Mentoring Program for Youth Survivors of Traumatic Brain Injury (TBI)
"I was inspired to do this research because there are many mentoring programs in the United States and a lot of research has been conducted on various mentoring relationships, but very little with survivors of TBI," says Amanda. With funding from a Summer Undergraduate Research Fellowship (SURF), Amanda implemented a mentoring program between a youth and an adult survivor at SteppingStones, a community-based rehabilitation facility. Over the course of two months, the pair met for four hours each week.
"The experience was wonderful. The mentor and the mentee developed a wonderful friendship," Amanda explains. "I observed changes and improvements in both the mentor and the mentee, and they both expressed their happiness in the relationship. I was also able to gain valuable insight into the research process, and gain leadership skills in implementing and carrying forth a new program."
According to her faculty mentor, Dr. Michael Frass, "Amanda's project has helped to pave the way for a much needed program in the Seacoast area that provides resources and support to children with acquired brain injury to help them face their ongoing challenges." The mother of the child Amanda worked with was also very appreciative of the program, saying, "It is an awesome place. Everybody understands that everybody is going through the same thing."

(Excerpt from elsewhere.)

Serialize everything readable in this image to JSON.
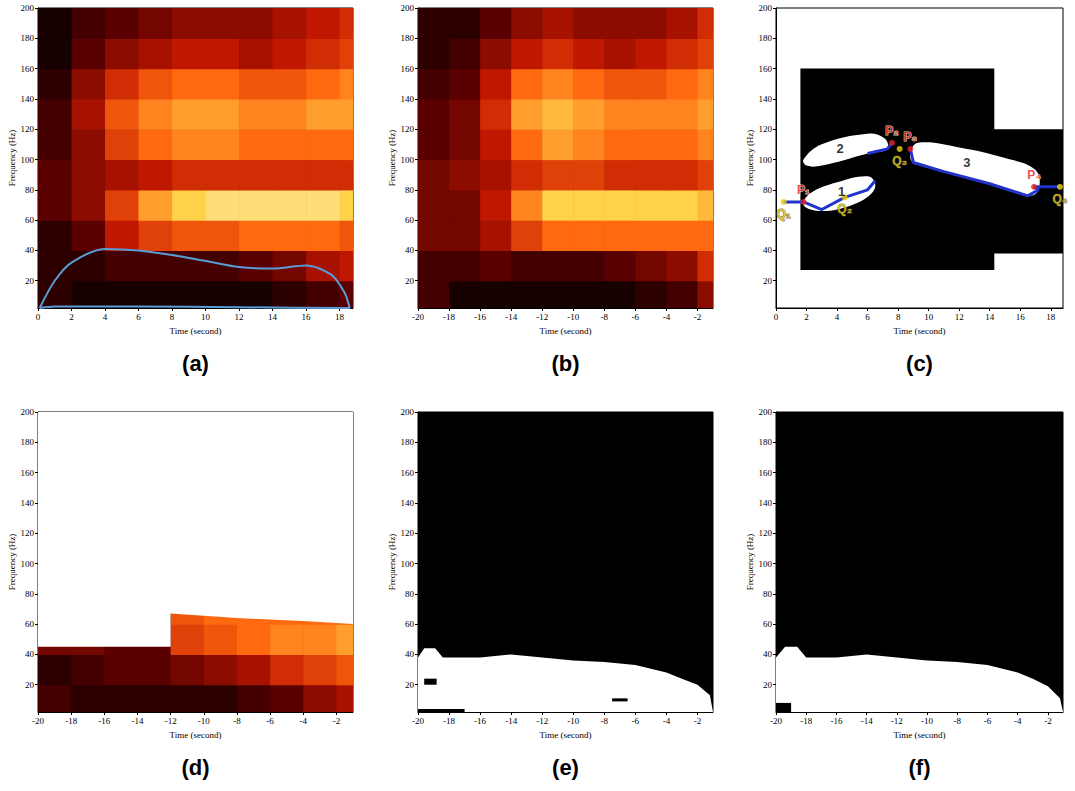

Amanda's research would not have been possible without the generous donation made by the Class of 1959. "As Amanda's advisor for this project, and as an advisor for several other SURF funded students, I would like to express my gratitude to the Class of 1959 and the Undergraduate Research Opportunities Program for their generosity in making available these awards for scholarly collaboration," says Frass. "It provides a wonderful learning experience for both faculty and student alike."